Experts from the URV point out that this method significantly reduces the quality of the data, refuse to accept that traditional mechanisms pose a risk to privacy and call on institutions not to follow suit
In 2020, as it does every decade, the United States Census Bureau (USCB) published the Decennial Census, the recording of population and housing information from all fifty states, the District of Columbia, Puerto Rico and the insular areas. It is a sort of register, the results of which determine the number of seats for each state in the U.S. House of Representatives and delimit areas for distributing hundreds of billions of dollars in federal funds each year. Because the data collected is of a personal nature, the USCB has traditionally applied privacy protection mechanisms that effectively anonymised individuals and maintained the quality of the data published. However, in this edition, the USCB has implemented significant changes in the method of protection that have proved controversial. The data published by the world’s largest statistical agency mistakenly counted 5 million people twice and overlooked many others, according to an article in the New York Times.
These deviations were caused by the use of a new privacy protection method called “differential privacy”. According to researchers from the URV’s CRISES research group Josep Domingo-Ferrer and David Sánchez, this method has previously been used by large private companies, with questionable results. “There are two ways of applying differential privacy: either you do it the proper way and significantly distort the data, as the USCB has done, or you are more permissive and you conserve them, as Apple or Google have done, but then there is no guarantee of privacy,” explains Professor Sánchez.
So why would an institution with more than 120 years of history of collecting data and taking censuses use such a destructive method? Well, because the method of protection has been given a lot of publicity as a “seal of guarantee”, and in recent years it has been associated with high levels of privacy. It has attracted the attention of many researchers and professionals who use it, often “unconditionally”. Domingo-Ferrer warns that it is a method designed to deal with “certain types of data” and that it cannot be used in every situation: “It’s like cars; you wouldn’t drive a sports car on a mountain track, but it’s still a good car”.
More recently, and in response to an outcry from the academic community in the United States – which has seen that the census data they need to carry out their research is much less accurate than in previous years – the creators of differential privacy published an article in the scientific journal PNAS in which they argued that, if their system was not used, the personal data of certain US citizens could be reconstructed from the data published. In their recent article in the same journal, Domingo-Ferrer and Sánchez criticise this position. “Contrary to what is stated in the original article, private information cannot be unequivocally matched to particular individuals; there are a large number of possible scenario reconstructions that are compatible with the statistics published in the census,” Domingo-Ferrer states. While it is true that by using certain statistical methods it is possible to deduce those reconstructions that are most likely to correspond to the original data, this does not necessarily involve a violation of privacy because the most likely reconstructions are those that have the most common values among the population, making it difficult to associate them with specific citizens.
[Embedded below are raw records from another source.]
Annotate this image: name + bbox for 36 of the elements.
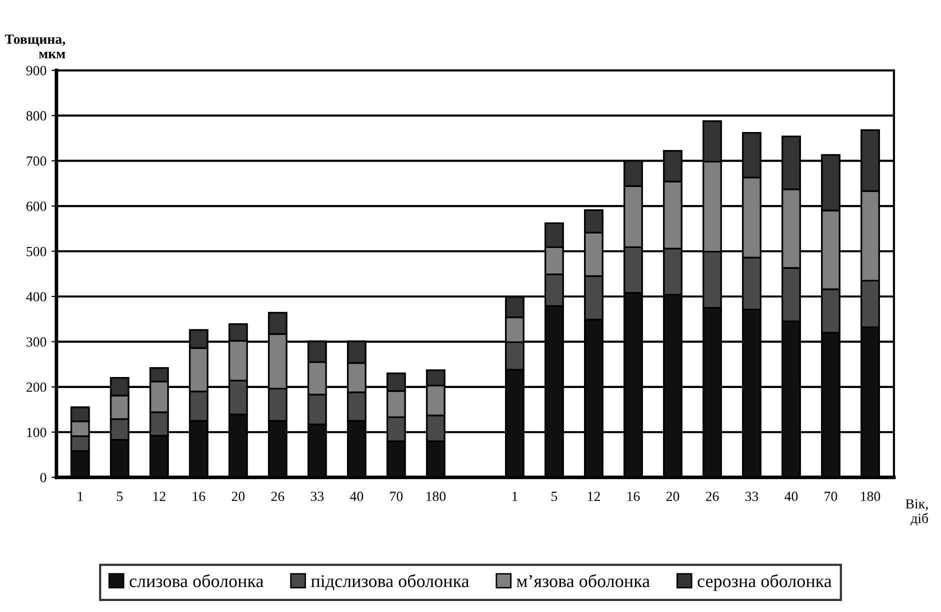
x-tick-label: 26: [706, 492, 719, 502]
x-tick-label: 1: [512, 492, 518, 501]
x-tick-label: 20: [232, 492, 245, 502]
x-tick-label: 180: [426, 492, 446, 502]
y-axis-title: Товщина, мкм: [4, 34, 66, 58]
legend-label: серозна оболонка: [698, 574, 832, 591]
x-axis-title: Вік, діб: [906, 499, 928, 526]
y-tick-label: 900: [26, 66, 46, 76]
x-tick-label: 12: [588, 492, 600, 501]
x-tick-label: 33: [745, 492, 758, 502]
x-tick-label: 5: [117, 492, 123, 502]
y-tick-label: 800: [26, 111, 46, 121]
x-tick-label: 1: [78, 492, 83, 501]
x-tick-label: 26: [271, 492, 284, 502]
y-tick-label: 500: [26, 246, 46, 256]
x-tick-label: 40: [784, 492, 798, 502]
x-tick-label: 16: [628, 492, 640, 502]
legend-label: підслизова оболонка: [311, 574, 470, 591]
x-tick-label: 70: [390, 492, 403, 502]
y-tick-label: 400: [26, 292, 46, 302]
x-tick-label: 12: [153, 492, 166, 501]
x-tick-label: 70: [824, 492, 838, 502]
y-tick-label: 600: [26, 202, 46, 211]
y-tick-label: 200: [26, 382, 46, 392]
legend-label: слизова оболонка: [130, 574, 264, 588]
x-tick-label: 33: [310, 492, 324, 502]
x-tick-label: 20: [666, 492, 680, 502]
x-tick-label: 180: [861, 492, 880, 502]
y-tick-label: 700: [26, 156, 46, 166]
x-tick-label: 40: [350, 492, 364, 502]
y-tick-label: 0: [40, 472, 46, 482]
y-tick-label: 100: [27, 428, 46, 438]
legend-label: м’язова оболонка: [516, 574, 650, 588]
x-tick-label: 16: [192, 492, 206, 502]
x-tick-label: 5: [552, 492, 558, 502]
y-tick-label: 300: [26, 337, 46, 347]
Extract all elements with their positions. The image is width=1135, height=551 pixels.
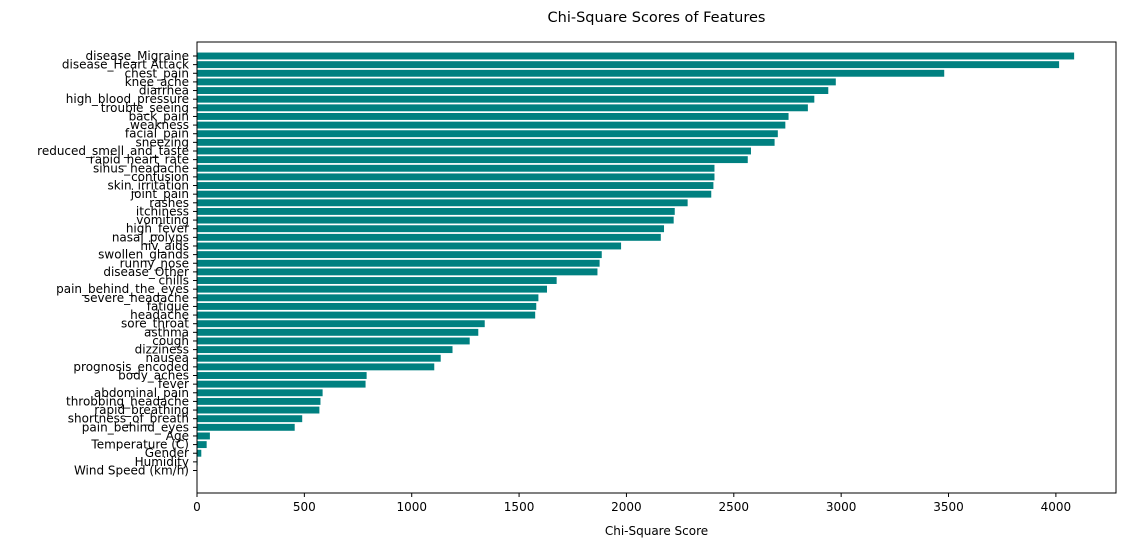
bar (197, 225, 664, 232)
bar (197, 363, 434, 370)
bar (197, 441, 207, 448)
x-tick-label: 4000 (1041, 500, 1072, 514)
bar (197, 294, 538, 301)
bar (197, 191, 711, 198)
bar (197, 53, 1074, 60)
bar (197, 381, 366, 388)
bar (197, 346, 453, 353)
bar (197, 329, 478, 336)
bars-layer (197, 53, 1074, 474)
x-tick-label: 0 (193, 500, 201, 514)
bar (197, 165, 714, 172)
bar (197, 398, 320, 405)
bar (197, 148, 751, 155)
bar (197, 61, 1059, 68)
bar (197, 156, 748, 163)
bar (197, 243, 621, 250)
bar (197, 260, 600, 267)
bar (197, 372, 367, 379)
bar (197, 450, 201, 457)
bar (197, 96, 814, 103)
bar (197, 113, 789, 120)
bar (197, 268, 597, 275)
x-axis-title: Chi-Square Score (605, 524, 708, 538)
x-tick-label: 3000 (826, 500, 857, 514)
x-tick-label: 2000 (611, 500, 642, 514)
bar (197, 139, 775, 146)
bar (197, 87, 828, 94)
bar (197, 182, 713, 189)
bar (197, 424, 295, 431)
bar (197, 277, 557, 284)
bar (197, 70, 944, 77)
bar (197, 199, 688, 206)
x-tick-label: 500 (293, 500, 316, 514)
bar (197, 78, 836, 85)
bar (197, 104, 808, 111)
bar (197, 173, 714, 180)
x-tick-label: 2500 (719, 500, 750, 514)
x-tick-label: 3500 (933, 500, 964, 514)
bar (197, 320, 485, 327)
x-axis-ticks: 0 500 1000 1500 2000 2500 3000 3500 4000 (193, 493, 1071, 514)
bar (197, 130, 778, 137)
bar (197, 389, 323, 396)
bar (197, 122, 785, 129)
bar (197, 234, 661, 241)
bar (197, 286, 547, 293)
bar (197, 415, 302, 422)
bar (197, 355, 441, 362)
bar (197, 208, 675, 215)
bar (197, 407, 319, 414)
bar (197, 251, 602, 258)
bar (197, 312, 535, 319)
bar (197, 433, 210, 440)
chart-title: Chi-Square Scores of Features (548, 10, 766, 26)
bar (197, 303, 536, 310)
bar (197, 338, 470, 345)
y-tick-label: Wind Speed (km/h) (74, 464, 189, 478)
x-tick-label: 1000 (396, 500, 427, 514)
x-tick-label: 1500 (504, 500, 535, 514)
bar (197, 217, 674, 224)
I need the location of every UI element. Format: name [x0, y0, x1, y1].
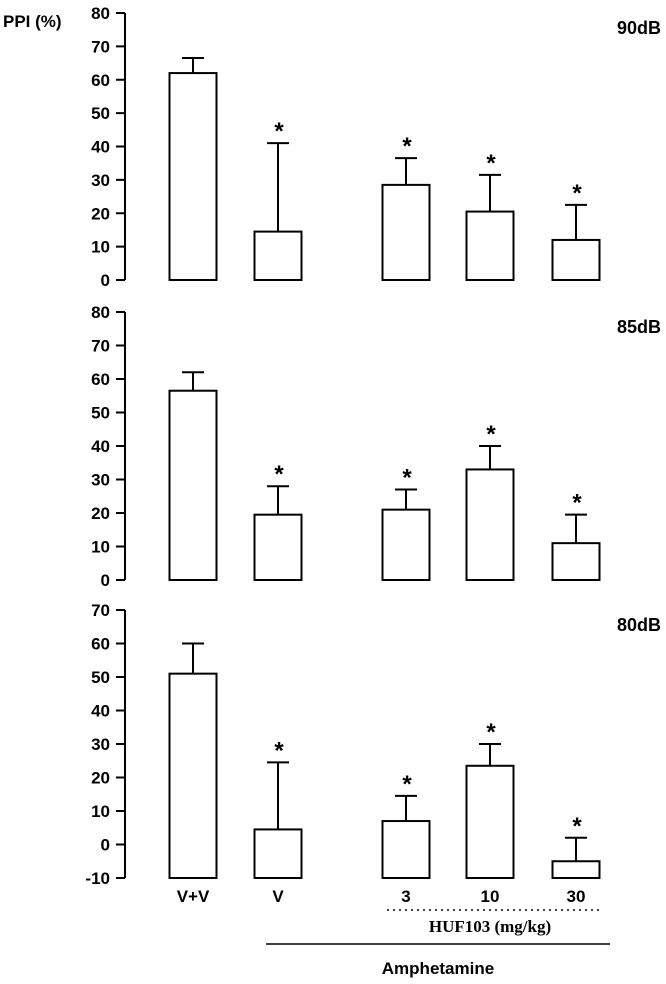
y-tick-label: 20 [91, 504, 110, 523]
y-tick-label: 50 [91, 404, 110, 423]
y-tick-label: 30 [91, 735, 110, 754]
x-label-dose-3: 3 [401, 887, 410, 906]
y-tick-label: 20 [91, 769, 110, 788]
y-tick-label: 70 [91, 337, 110, 356]
bar [465, 468, 515, 582]
y-tick-label: 60 [91, 635, 110, 654]
y-tick-label: 60 [91, 71, 110, 90]
panel-title: 85dB [617, 317, 661, 337]
significance-asterisk: * [402, 133, 412, 160]
panel-90dB: 0 10 20 30 40 50 60 70 80 90dB * * * * [91, 4, 661, 290]
significance-asterisk: * [572, 490, 582, 517]
significance-asterisk: * [572, 180, 582, 207]
panel-80dB: -10 0 10 20 30 40 50 60 70 80dB * * * * [85, 601, 661, 888]
panel-title: 80dB [617, 615, 661, 635]
y-tick-label: 40 [91, 437, 110, 456]
bar [253, 828, 303, 879]
significance-asterisk: * [274, 461, 284, 488]
y-tick-label: 20 [91, 204, 110, 223]
y-tick-label: 50 [91, 104, 110, 123]
bar [381, 508, 431, 581]
y-tick-label: 0 [101, 836, 110, 855]
bar [253, 230, 303, 281]
y-tick-label: 50 [91, 668, 110, 687]
bar [381, 183, 431, 282]
y-tick-label: 10 [91, 238, 110, 257]
y-tick-label: 80 [91, 4, 110, 23]
y-tick-label: 10 [91, 802, 110, 821]
bar [168, 72, 218, 281]
x-label-v: V [272, 887, 284, 906]
y-tick-label: 40 [91, 702, 110, 721]
y-tick-label: 0 [101, 571, 110, 590]
bar [551, 542, 601, 582]
bar [551, 860, 601, 879]
y-tick-label: 10 [91, 538, 110, 557]
x-label-dose-30: 30 [567, 887, 586, 906]
significance-asterisk: * [486, 150, 496, 177]
significance-asterisk: * [402, 771, 412, 798]
significance-asterisk: * [402, 465, 412, 492]
bar [465, 764, 515, 880]
bar [168, 389, 218, 581]
y-tick-label: 40 [91, 138, 110, 157]
panel-title: 90dB [617, 18, 661, 38]
y-tick-label: -10 [85, 869, 110, 888]
y-tick-label: 60 [91, 370, 110, 389]
y-tick-label: 80 [91, 303, 110, 322]
bar [551, 238, 601, 281]
bar [465, 210, 515, 281]
x-label-dose-10: 10 [481, 887, 500, 906]
bar [168, 672, 218, 880]
y-tick-label: 70 [91, 37, 110, 56]
bar [253, 513, 303, 581]
panel-85dB: 0 10 20 30 40 50 60 70 80 85dB * * * * [91, 303, 661, 590]
significance-asterisk: * [274, 118, 284, 145]
y-tick-label: 30 [91, 171, 110, 190]
chart-panels: 0 10 20 30 40 50 60 70 80 90dB * * * * 0 10 20 30 40 50 60 70… [85, 4, 661, 888]
significance-asterisk: * [486, 421, 496, 448]
amphetamine-label: Amphetamine [382, 959, 494, 978]
significance-asterisk: * [486, 719, 496, 746]
y-tick-label: 70 [91, 601, 110, 620]
huf103-dose-label: HUF103 (mg/kg) [429, 917, 551, 936]
y-axis-label: PPI (%) [3, 12, 62, 31]
y-tick-label: 30 [91, 471, 110, 490]
significance-asterisk: * [274, 737, 284, 764]
x-label-vv: V+V [177, 887, 210, 906]
significance-asterisk: * [572, 813, 582, 840]
y-tick-label: 0 [101, 271, 110, 290]
bar [381, 820, 431, 879]
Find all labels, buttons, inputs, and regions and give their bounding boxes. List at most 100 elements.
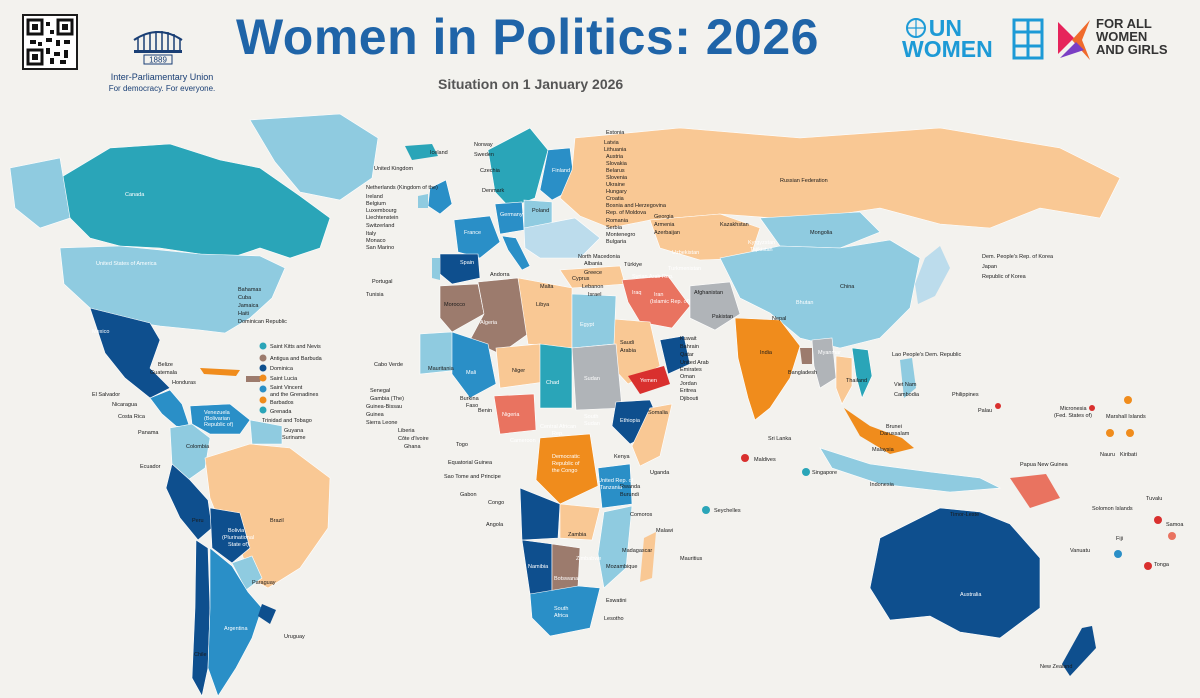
marker-marshall[interactable] — [1124, 396, 1132, 404]
label-maldives: Maldives — [754, 457, 776, 463]
country-morocco[interactable] — [439, 283, 485, 333]
marker-singapore[interactable] — [802, 468, 810, 476]
country-botswana[interactable] — [551, 543, 581, 593]
country-russia[interactable] — [559, 127, 1121, 229]
country-chad[interactable] — [539, 343, 573, 409]
for-all-line2: WOMEN — [1096, 29, 1148, 44]
label-micronesia: Micronesia — [1060, 406, 1088, 412]
for-all-line1: FOR ALL — [1096, 16, 1152, 31]
country-bangladesh[interactable] — [800, 348, 812, 364]
marker-grenada[interactable] — [259, 406, 267, 414]
marker-antigua[interactable] — [259, 354, 267, 362]
label-switzerland: Switzerland — [366, 223, 394, 229]
qr-code-icon[interactable] — [22, 14, 78, 70]
label-png: Papua New Guinea — [1020, 462, 1069, 468]
label-mongolia: Mongolia — [810, 230, 833, 236]
label-guyana: Guyana — [284, 428, 304, 434]
marker-barbados[interactable] — [259, 396, 267, 404]
country-iceland[interactable] — [405, 144, 438, 160]
country-dominican-republic[interactable] — [246, 376, 262, 382]
label-congo: Congo — [488, 500, 504, 506]
country-mongolia[interactable] — [759, 211, 881, 249]
country-nigeria[interactable] — [493, 393, 537, 435]
country-canada[interactable] — [59, 143, 331, 259]
marker-samoa[interactable] — [1168, 532, 1176, 540]
label-kuwait: Kuwait — [680, 336, 697, 342]
country-yemen[interactable] — [628, 366, 670, 394]
label-ukraine: Ukraine — [606, 182, 625, 188]
country-guyana-suriname[interactable] — [249, 419, 283, 445]
country-japan[interactable] — [915, 246, 950, 304]
label-botswana: Botswana — [554, 576, 579, 582]
marker-tuvalu[interactable] — [1154, 516, 1162, 524]
country-australia[interactable] — [869, 507, 1041, 639]
country-drc[interactable] — [535, 433, 599, 505]
country-chile[interactable] — [191, 539, 211, 697]
marker-nauru[interactable] — [1106, 429, 1114, 437]
marker-micronesia[interactable] — [1089, 405, 1095, 411]
marker-tonga[interactable] — [1144, 562, 1152, 570]
country-iran[interactable] — [621, 275, 691, 329]
country-india[interactable] — [734, 317, 801, 421]
marker-fiji[interactable] — [1114, 550, 1122, 558]
marker-maldives[interactable] — [741, 454, 749, 462]
marker-kiribati[interactable] — [1126, 429, 1134, 437]
country-philippines[interactable] — [900, 358, 916, 398]
country-afghanistan-pakistan[interactable] — [689, 281, 741, 331]
country-oman[interactable] — [659, 335, 691, 375]
country-mali[interactable] — [451, 331, 497, 399]
country-ireland[interactable] — [418, 194, 428, 208]
label-panama: Panama — [138, 430, 159, 436]
country-madagascar[interactable] — [640, 532, 656, 582]
marker-seychelles[interactable] — [702, 506, 710, 514]
marker-dominica[interactable] — [259, 364, 267, 372]
label-guinea: Guinea — [366, 412, 385, 418]
country-egypt[interactable] — [571, 293, 617, 349]
label-uzbekistan: Uzbekistan — [672, 250, 699, 256]
label-paraguay: Paraguay — [252, 580, 276, 586]
label-lebanon: Lebanon — [582, 284, 603, 290]
country-bolivia[interactable] — [209, 507, 251, 564]
label-madagascar: Madagascar — [622, 548, 652, 554]
country-new-zealand[interactable] — [1062, 626, 1096, 676]
country-france[interactable] — [453, 215, 501, 259]
country-peru[interactable] — [165, 463, 213, 541]
country-spain[interactable] — [439, 253, 481, 285]
country-portugal[interactable] — [432, 258, 440, 280]
country-somalia[interactable] — [631, 403, 673, 467]
label-belgium: Belgium — [366, 201, 386, 207]
country-tanzania[interactable] — [597, 463, 633, 509]
label-ethiopia: Ethiopia — [620, 418, 641, 424]
country-viet-nam[interactable] — [851, 347, 873, 399]
country-png[interactable] — [1010, 474, 1060, 508]
country-myanmar[interactable] — [811, 337, 837, 389]
marker-saint-lucia[interactable] — [259, 374, 267, 382]
label-bulgaria: Bulgaria — [606, 239, 627, 245]
country-norway-sweden[interactable] — [487, 127, 549, 209]
country-cuba[interactable] — [200, 368, 240, 376]
marker-saint-kitts[interactable] — [259, 342, 267, 350]
label-car: Central African — [540, 424, 576, 430]
label-canada: Canada — [125, 192, 145, 198]
country-uruguay[interactable] — [258, 604, 276, 624]
label-dominica: Dominica — [270, 366, 294, 372]
country-niger[interactable] — [495, 343, 545, 389]
country-zambia[interactable] — [559, 503, 601, 541]
country-argentina[interactable] — [207, 547, 263, 697]
country-angola[interactable] — [519, 487, 561, 541]
country-mozambique[interactable] — [597, 505, 633, 589]
country-mexico[interactable] — [89, 307, 171, 399]
country-indonesia[interactable] — [819, 447, 1002, 493]
label-greece: Greece — [584, 270, 602, 276]
label-nepal: Nepal — [772, 316, 786, 322]
country-south-africa[interactable] — [529, 585, 601, 637]
country-uk[interactable] — [427, 179, 453, 215]
label-qatar: Qatar — [680, 352, 694, 358]
country-china[interactable] — [719, 239, 921, 349]
marker-saint-vincent[interactable] — [259, 385, 267, 393]
marker-palau[interactable] — [995, 403, 1001, 409]
country-germany[interactable] — [494, 201, 525, 235]
country-thailand[interactable] — [835, 355, 853, 405]
country-italy[interactable] — [501, 235, 531, 271]
country-malaysia[interactable] — [844, 408, 914, 454]
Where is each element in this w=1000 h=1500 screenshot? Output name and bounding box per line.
As for the consequences of using differential privacy, not all of them are institutional in nature. Sánchez points out that data published by official bodies are widely used in the academic world and warns that the conclusions of subsequent research may no longer be valid or even that the research may no longer make sense. Privacy methods also play an important role in the development of machine learning technologies, which are largely trained using personal data. Researchers from the CRISES group have already shown that the use of differential privacy in this area is unnecessary and warn that it would set back the quality of artificial intelligence models significantly. “We should not give up the accuracy of these models in exchange for the label of differential privacy when there is no need,” says Sánchez.
Domingo-Ferrer and Sánchez, like many other academics in their field, are particularly concerned about institutions, especially those in European countries, being tempted to follow suit. The official statistical institutes of each country are a source of reports, censuses and other publications that are the raw material for a great deal of scientific research. “There is no imminent danger of private information being reconstructed that would justify the use of this method,” they argue. What is dangerous, they say, is if the United States Census Bureau’s approach to data protection is taken as an example. In this regard, they call on institutions and experts not to adopt such destructive methods if they are not necessary.